Nel dicembre 1997, rappresentanti di vari paesi firmarono la “Convenzione sul divieto d’impiego, di stoccaggio, di produzione e di trasferimento delle mine antipersona e sulla loro distruzione”, nota anche come Trattato di Ottawa. “Si tratta di un risultato che non ha precedenti né analogie né nel processo internazionale di disarmo né nel diritto umanitario internazionale”, afferma Jean Chrétien, primo ministro canadese. * Tuttavia, quasi 60 paesi — compresi alcuni dei più grandi produttori di mine terrestri — non hanno ancora firmato questo trattato.

Il Trattato di Ottawa riuscirà ad eliminare la piaga delle mine terrestri? Forse in qualche misura. Molti, però, sono scettici. “Anche se tutti i paesi del mondo aderissero agli atti di Ottawa”, osserva Claude Simonnot, uno dei direttori dell’organizzazione francese Handicap International, “questo sarebbe solo un passo verso l’obiettivo di liberare completamente il pianeta dal pericolo delle mine”. Perché? “Milioni di mine rimangono sepolte, e attendono con pazienza le loro vittime”, dice Simonnot.

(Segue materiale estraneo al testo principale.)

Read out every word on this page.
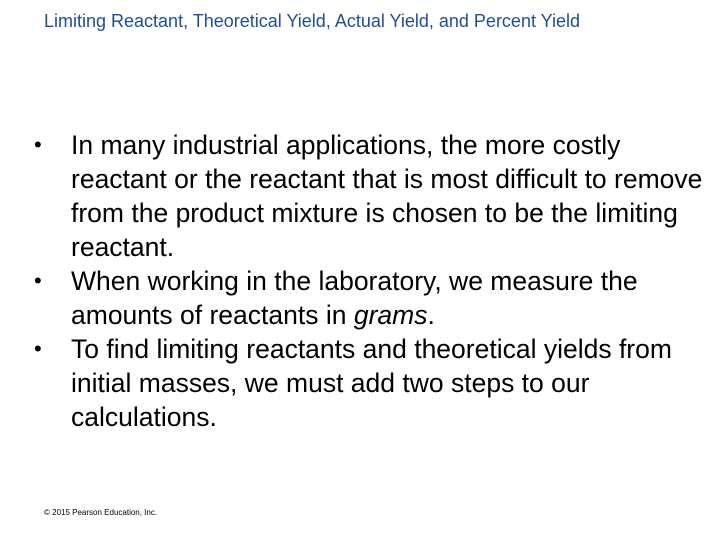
Limiting Reactant, Theoretical Yield, Actual Yield, and Percent Yield
• In many industrial applications, the more costly reactant or the reactant that is most difficult to remove from the product mixture is chosen to be the limiting reactant.
• When working in the laboratory, we measure the amounts of reactants in grams.
• To find limiting reactants and theoretical yields from initial masses, we must add two steps to our calculations.
© 2015 Pearson Education, Inc.
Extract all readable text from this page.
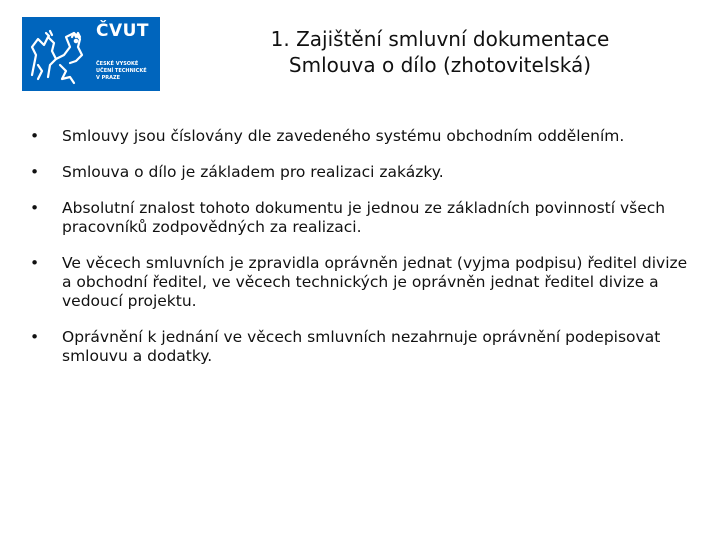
ČVUT
ČESKÉ VYSOKÉ
UČENÍ TECHNICKÉ
V PRAZE
1. Zajištění smluvní dokumentace
Smlouva o dílo (zhotovitelská)
•	Smlouvy jsou číslovány dle zavedeného systému obchodním oddělením.
•	Smlouva o dílo je základem pro realizaci zakázky.
•	Absolutní znalost tohoto dokumentu je jednou ze základních povinností všech pracovníků zodpovědných za realizaci.
•	Ve věcech smluvních je zpravidla oprávněn jednat (vyjma podpisu) ředitel divize a obchodní ředitel, ve věcech technických je oprávněn jednat ředitel divize a vedoucí projektu.
•	Oprávnění k jednání ve věcech smluvních nezahrnuje oprávnění podepisovat smlouvu a dodatky.
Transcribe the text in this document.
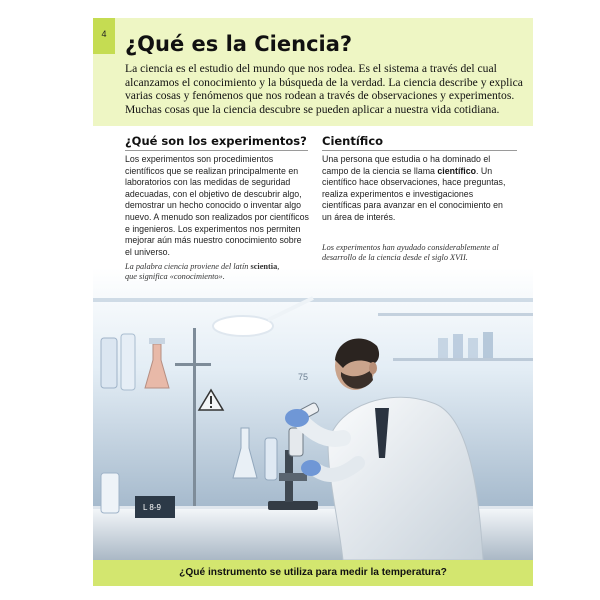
75
L 8-9
4 ¿Qué es la Ciencia?

La ciencia es el estudio del mundo que nos rodea. Es el sistema a través del cual alcanzamos el conocimiento y la búsqueda de la verdad. La ciencia describe y explica varias cosas y fenómenos que nos rodean a través de observaciones y experimentos. Muchas cosas que la ciencia descubre se pueden aplicar a nuestra vida cotidiana.

¿Qué son los experimentos?

Los experimentos son procedimientos científicos que se realizan principalmente en laboratorios con las medidas de seguridad adecuadas, con el objetivo de descubrir algo, demostrar un hecho conocido o inventar algo nuevo. A menudo son realizados por científicos e ingenieros. Los experimentos nos permiten mejorar aún más nuestro conocimiento sobre el universo.

Científico

Una persona que estudia o ha dominado el campo de la ciencia se llama científico. Un científico hace observaciones, hace preguntas, realiza experimentos e investigaciones científicas para avanzar en el conocimiento en un área de interés.

Los experimentos han ayudado considerablemente al desarrollo de la ciencia desde el siglo XVII.

La palabra ciencia proviene del latín scientia, que significa «conocimiento».

¿Qué instrumento se utiliza para medir la temperatura?
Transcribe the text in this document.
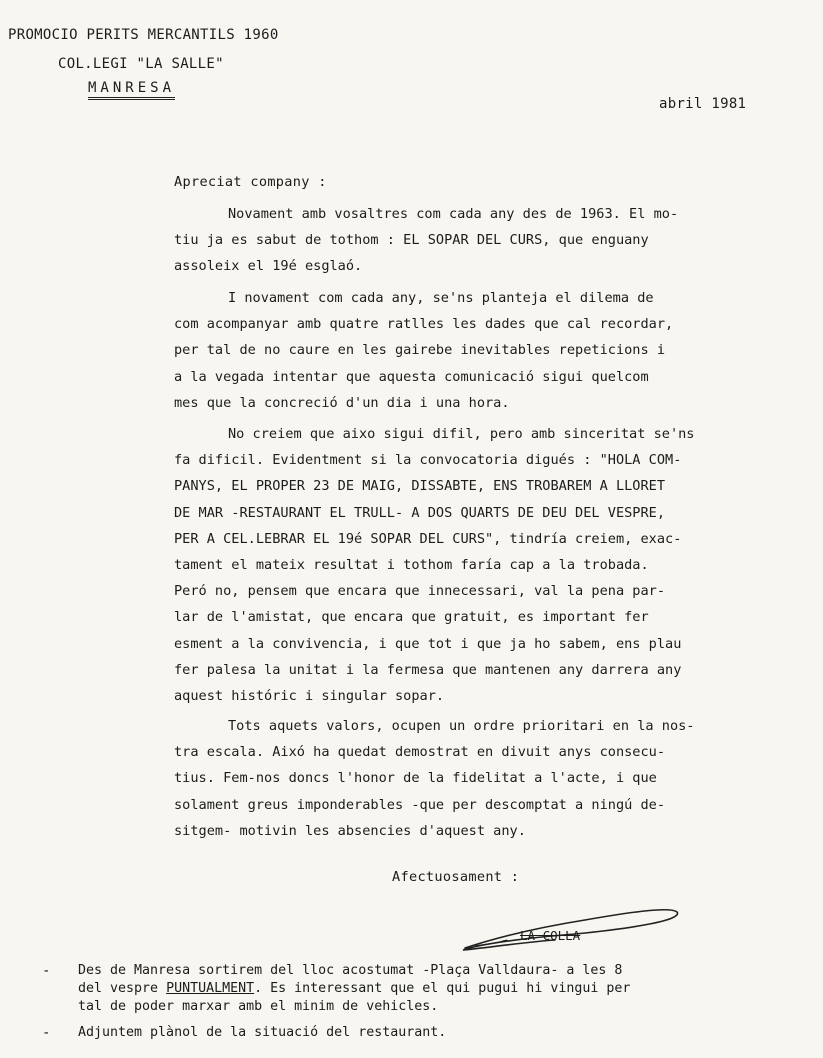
PROMOCIO PERITS MERCANTILS 1960
COL.LEGI "LA SALLE"
MANRESA
abril 1981
Apreciat company :
Novament amb vosaltres com cada any des de 1963. El mo-
tiu ja es sabut de tothom : EL SOPAR DEL CURS, que enguany
assoleix el 19é esglaó.
I novament com cada any, se'ns planteja el dilema de
com acompanyar amb quatre ratlles les dades que cal recordar,
per tal de no caure en les gairebe inevitables repeticions i
a la vegada intentar que aquesta comunicació sigui quelcom
mes que la concreció d'un dia i una hora.
No creiem que aixo sigui difil, pero amb sinceritat se'ns
fa dificil. Evidentment si la convocatoria digués : "HOLA COM-
PANYS, EL PROPER 23 DE MAIG, DISSABTE, ENS TROBAREM A LLORET
DE MAR -RESTAURANT EL TRULL- A DOS QUARTS DE DEU DEL VESPRE,
PER A CEL.LEBRAR EL 19é SOPAR DEL CURS", tindría creiem, exac-
tament el mateix resultat i tothom faría cap a la trobada.
Peró no, pensem que encara que innecessari, val la pena par-
lar de l'amistat, que encara que gratuit, es important fer
esment a la convivencia, i que tot i que ja ho sabem, ens plau
fer palesa la unitat i la fermesa que mantenen any darrera any
aquest históric i singular sopar.
Tots aquets valors, ocupen un ordre prioritari en la nos-
tra escala. Aixó ha quedat demostrat en divuit anys consecu-
tius. Fem-nos doncs l'honor de la fidelitat a l'acte, i que
solament greus imponderables -que per descomptat a ningú de-
sitgem- motivin les absencies d'aquest any.
Afectuosament :
LA COLLA
- Des de Manresa sortirem del lloc acostumat -Plaça Valldaura- a les 8
del vespre PUNTUALMENT. Es interessant que el qui pugui hi vingui per
tal de poder marxar amb el minim de vehicles.
- Adjuntem plànol de la situació del restaurant.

Lo storico militare John Keegan menziona un ulteriore fattore. Secondo lui la guerra “raggiunge i più intimi recessi del cuore dell’uomo, . . . dove regna l’orgoglio, dove prevalgono le emozioni, dove l’istinto è sovrano”. I trattati non possono cancellare caratteristiche umane così radicate come odio e avidità. Ma significa questo che gli esseri umani saranno per sempre vittime indifese delle mine terrestri?

[Note in calce]

^ par. 13 Per ulteriori informazioni su come affrontare la perdita di un arto, vedi la serie di articoli “Speranza per chi è disabile”, alle pagine 3-10 di Svegliatevi! dell’8 giugno 1999.

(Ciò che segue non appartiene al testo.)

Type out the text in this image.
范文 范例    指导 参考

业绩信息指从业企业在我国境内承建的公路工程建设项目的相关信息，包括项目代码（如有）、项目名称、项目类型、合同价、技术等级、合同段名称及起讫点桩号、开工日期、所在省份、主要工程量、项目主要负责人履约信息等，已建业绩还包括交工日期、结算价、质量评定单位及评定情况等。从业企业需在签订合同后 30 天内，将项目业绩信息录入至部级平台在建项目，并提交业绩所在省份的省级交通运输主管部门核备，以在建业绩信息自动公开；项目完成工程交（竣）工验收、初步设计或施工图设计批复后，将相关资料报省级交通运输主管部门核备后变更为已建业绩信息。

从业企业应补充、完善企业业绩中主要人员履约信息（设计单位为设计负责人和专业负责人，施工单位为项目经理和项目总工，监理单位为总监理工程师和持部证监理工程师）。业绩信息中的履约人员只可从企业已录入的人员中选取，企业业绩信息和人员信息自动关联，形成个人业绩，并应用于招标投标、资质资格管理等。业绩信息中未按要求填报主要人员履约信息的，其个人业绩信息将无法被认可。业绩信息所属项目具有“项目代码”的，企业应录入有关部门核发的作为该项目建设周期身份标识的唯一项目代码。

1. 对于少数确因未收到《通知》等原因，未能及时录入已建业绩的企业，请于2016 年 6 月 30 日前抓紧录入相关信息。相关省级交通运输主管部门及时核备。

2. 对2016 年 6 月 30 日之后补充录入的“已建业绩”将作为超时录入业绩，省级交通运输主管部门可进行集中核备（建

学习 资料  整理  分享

^ par. 20 Il trattato è entrato in vigore il 1° marzo 1999. Al 6 gennaio 2000 era stato firmato da 137 paesi e ratificato da 90 d’essi.

[Riquadro a pagina 6]

Ci guadagnano due volte?

Un principio fondamentale nel commercio è che le aziende i cui prodotti danneggiano i consumatori devono pagare un risarcimento. Pertanto Lou McGrath, del Mines Advisory Group, un’organizzazione non governativa che si batte contro l’uso delle mine, sostiene che le aziende che hanno tratto profitto dalla produzione di mine terrestri dovrebbero essere obbligate a risarcire i danni. Paradossalmente, però, sono stati proprio molti produttori a guadagnarci con le operazioni di sminamento. Ad esempio, un’azienda tedesca che un tempo produceva mine avrebbe firmato un contratto di sminamento da 100 milioni di dollari in Kuwait. E in Mozambico un contratto da 7 milioni e mezzo di dollari per sminare le strade principali è stato stipulato con un consorzio di tre aziende, due delle quali avevano prodotto mine.

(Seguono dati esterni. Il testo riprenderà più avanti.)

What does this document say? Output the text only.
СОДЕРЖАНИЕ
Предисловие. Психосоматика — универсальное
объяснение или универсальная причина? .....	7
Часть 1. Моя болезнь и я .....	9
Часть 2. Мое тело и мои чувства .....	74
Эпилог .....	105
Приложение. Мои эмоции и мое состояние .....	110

Alcuni considerano estremamente immorale che le stesse aziende che fabbricano mine siano quelle che fanno soldi rimuovendole. In un certo senso, dicono, i fabbricanti di mine ci guadagnano due volte. Comunque sia, tanto la produzione di mine che la loro disattivazione continuano a garantire lauti profitti.

[Diagramma a pagina 5]

(Per la corretta impaginazione, vedi l’edizione stampata)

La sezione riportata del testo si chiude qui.